Bu ortamda politikacılar sanki görevlerini yapmayan bilim insanlarıymış gibi bizlere yüklenerek küresel ısınma 1,5 derece artışla sınırlanacak olursa kazanacaklarımızı belirlememizi bekliyorlar. Böyle bir çalışma geçtiğimiz günlerde Earth System Dynamics dergisinde yayınlandı. Bu çalışmaya göre eğer küresel ısınmayı 2 derece yerine 1,5 derece ile sınırlayacak olursak kazanacaklarımız şöyle sıralanıyor:
– Aşırı sıcak dediğimiz günler senede 12 gün azalacak.

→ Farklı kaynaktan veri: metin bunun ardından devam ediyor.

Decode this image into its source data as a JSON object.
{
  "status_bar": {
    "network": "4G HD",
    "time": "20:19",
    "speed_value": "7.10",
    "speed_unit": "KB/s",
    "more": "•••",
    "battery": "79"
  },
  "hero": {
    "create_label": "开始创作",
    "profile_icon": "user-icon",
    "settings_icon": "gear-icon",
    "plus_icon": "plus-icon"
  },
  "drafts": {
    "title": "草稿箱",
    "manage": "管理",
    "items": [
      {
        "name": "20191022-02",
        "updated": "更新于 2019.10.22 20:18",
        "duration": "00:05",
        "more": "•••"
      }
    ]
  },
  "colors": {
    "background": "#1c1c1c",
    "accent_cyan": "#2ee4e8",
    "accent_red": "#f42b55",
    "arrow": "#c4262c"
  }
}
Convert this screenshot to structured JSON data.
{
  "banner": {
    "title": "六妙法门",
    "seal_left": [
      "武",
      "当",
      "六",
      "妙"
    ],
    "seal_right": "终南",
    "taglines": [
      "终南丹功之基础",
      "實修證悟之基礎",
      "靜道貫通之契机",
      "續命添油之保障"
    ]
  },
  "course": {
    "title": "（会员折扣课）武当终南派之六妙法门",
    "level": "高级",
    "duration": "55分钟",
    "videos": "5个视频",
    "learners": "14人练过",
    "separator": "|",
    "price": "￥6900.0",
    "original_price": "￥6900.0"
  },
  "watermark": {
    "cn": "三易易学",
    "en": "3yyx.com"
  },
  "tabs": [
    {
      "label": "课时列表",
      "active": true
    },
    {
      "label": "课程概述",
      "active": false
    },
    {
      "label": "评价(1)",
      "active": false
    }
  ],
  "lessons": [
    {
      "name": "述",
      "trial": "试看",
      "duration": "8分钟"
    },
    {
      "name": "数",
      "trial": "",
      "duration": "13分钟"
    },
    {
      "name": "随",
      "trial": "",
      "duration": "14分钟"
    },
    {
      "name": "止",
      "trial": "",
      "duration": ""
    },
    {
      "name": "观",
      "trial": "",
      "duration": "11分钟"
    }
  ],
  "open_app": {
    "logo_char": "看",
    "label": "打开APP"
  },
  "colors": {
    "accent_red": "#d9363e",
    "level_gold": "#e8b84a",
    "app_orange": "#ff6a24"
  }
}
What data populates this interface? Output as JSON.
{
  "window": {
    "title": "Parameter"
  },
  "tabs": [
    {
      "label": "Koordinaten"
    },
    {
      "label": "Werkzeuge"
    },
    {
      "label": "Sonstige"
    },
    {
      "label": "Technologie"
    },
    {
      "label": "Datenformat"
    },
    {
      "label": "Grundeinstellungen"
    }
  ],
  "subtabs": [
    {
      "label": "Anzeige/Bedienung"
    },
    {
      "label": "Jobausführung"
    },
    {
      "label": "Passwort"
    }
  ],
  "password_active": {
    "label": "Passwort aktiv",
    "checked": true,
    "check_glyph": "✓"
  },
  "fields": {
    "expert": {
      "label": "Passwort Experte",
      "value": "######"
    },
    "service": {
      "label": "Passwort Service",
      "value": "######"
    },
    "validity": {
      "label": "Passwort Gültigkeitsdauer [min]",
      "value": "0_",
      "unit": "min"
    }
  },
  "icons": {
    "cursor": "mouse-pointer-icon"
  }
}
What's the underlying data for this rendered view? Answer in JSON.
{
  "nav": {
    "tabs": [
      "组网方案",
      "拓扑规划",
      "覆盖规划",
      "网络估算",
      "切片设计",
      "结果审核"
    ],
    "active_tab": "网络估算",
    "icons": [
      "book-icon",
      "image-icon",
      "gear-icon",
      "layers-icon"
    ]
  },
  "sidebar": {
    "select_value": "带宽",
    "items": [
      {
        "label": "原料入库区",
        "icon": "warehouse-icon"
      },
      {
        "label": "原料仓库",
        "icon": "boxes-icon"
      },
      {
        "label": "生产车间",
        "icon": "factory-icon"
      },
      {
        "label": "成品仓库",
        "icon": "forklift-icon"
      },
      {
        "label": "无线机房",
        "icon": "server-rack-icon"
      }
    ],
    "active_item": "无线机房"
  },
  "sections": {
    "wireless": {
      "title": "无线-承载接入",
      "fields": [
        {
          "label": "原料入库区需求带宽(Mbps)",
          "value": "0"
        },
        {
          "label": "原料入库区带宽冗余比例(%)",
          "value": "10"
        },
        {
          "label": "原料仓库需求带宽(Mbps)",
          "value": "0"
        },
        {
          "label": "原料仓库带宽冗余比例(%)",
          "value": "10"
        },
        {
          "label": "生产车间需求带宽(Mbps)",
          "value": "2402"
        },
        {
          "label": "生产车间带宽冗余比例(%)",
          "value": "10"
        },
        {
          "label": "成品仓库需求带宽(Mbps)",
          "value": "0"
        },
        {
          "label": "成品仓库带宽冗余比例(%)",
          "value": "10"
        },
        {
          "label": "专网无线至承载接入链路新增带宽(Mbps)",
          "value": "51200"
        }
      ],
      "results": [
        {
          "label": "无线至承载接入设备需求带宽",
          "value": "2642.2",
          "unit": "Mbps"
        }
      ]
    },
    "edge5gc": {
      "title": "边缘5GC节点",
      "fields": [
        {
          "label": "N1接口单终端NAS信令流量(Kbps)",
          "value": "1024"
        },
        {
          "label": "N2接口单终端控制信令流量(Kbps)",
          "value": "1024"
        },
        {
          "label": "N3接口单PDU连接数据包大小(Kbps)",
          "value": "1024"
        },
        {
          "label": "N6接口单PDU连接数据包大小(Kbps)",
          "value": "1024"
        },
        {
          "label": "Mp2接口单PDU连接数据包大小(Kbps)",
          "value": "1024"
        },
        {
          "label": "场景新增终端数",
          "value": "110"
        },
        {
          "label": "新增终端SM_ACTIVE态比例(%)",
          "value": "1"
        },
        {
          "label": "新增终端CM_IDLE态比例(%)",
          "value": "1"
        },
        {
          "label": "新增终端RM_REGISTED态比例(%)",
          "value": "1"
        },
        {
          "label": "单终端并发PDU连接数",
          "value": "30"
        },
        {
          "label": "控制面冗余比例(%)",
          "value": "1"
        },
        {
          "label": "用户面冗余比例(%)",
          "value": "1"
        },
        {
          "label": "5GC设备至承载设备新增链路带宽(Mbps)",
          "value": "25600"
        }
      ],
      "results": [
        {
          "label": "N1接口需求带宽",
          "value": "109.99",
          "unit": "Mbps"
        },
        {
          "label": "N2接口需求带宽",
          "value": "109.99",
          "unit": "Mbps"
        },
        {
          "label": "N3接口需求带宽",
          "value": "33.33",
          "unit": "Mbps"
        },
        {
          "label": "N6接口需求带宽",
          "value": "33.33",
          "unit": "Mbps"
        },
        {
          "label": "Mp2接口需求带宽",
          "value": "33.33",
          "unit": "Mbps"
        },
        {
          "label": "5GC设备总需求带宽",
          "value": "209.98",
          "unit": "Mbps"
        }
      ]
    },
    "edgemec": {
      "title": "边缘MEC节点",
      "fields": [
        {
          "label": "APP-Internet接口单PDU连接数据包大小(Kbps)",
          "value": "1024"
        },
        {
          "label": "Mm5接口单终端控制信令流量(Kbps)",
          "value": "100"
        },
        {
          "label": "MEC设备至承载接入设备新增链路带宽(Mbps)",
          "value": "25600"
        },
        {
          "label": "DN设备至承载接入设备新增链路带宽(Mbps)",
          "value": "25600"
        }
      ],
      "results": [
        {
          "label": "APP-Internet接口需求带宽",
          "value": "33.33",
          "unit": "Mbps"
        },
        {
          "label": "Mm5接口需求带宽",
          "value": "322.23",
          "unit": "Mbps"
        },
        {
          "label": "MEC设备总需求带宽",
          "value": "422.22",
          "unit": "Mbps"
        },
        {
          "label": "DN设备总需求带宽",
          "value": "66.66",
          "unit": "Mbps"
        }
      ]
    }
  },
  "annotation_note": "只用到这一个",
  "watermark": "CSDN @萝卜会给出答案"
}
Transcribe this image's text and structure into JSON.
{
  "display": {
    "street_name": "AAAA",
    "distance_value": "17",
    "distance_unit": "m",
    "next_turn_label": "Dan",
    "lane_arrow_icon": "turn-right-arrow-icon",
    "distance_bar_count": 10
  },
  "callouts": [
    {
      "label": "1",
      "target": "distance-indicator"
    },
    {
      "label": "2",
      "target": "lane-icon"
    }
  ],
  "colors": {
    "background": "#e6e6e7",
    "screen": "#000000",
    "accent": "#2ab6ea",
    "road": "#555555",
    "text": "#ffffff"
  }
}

– Akdeniz Havzası’nda temiz su miktarı %8 artacak.
– Buğday üretimi %7 daha yüksek olacak.
– Mısır üretimi %3 daha yüksek olacak.
Tabii bu listeyi çok uzatmak mümkün. Ama bizim anlamamız gereken kısmı şu, eğer hemen değil 10 sene sonra harekete geçecek olursak, aşırı sıcak dediğimiz günlerin sayısı her sene 12 gün daha fazla olacak. Barajlarımızda biriktirebileceğimiz su miktarı artık %8 azalmış olacak. Ülkemizdeki buğday üretimi en az %7 mısır üretimi de en az %3 daha az olacak artık.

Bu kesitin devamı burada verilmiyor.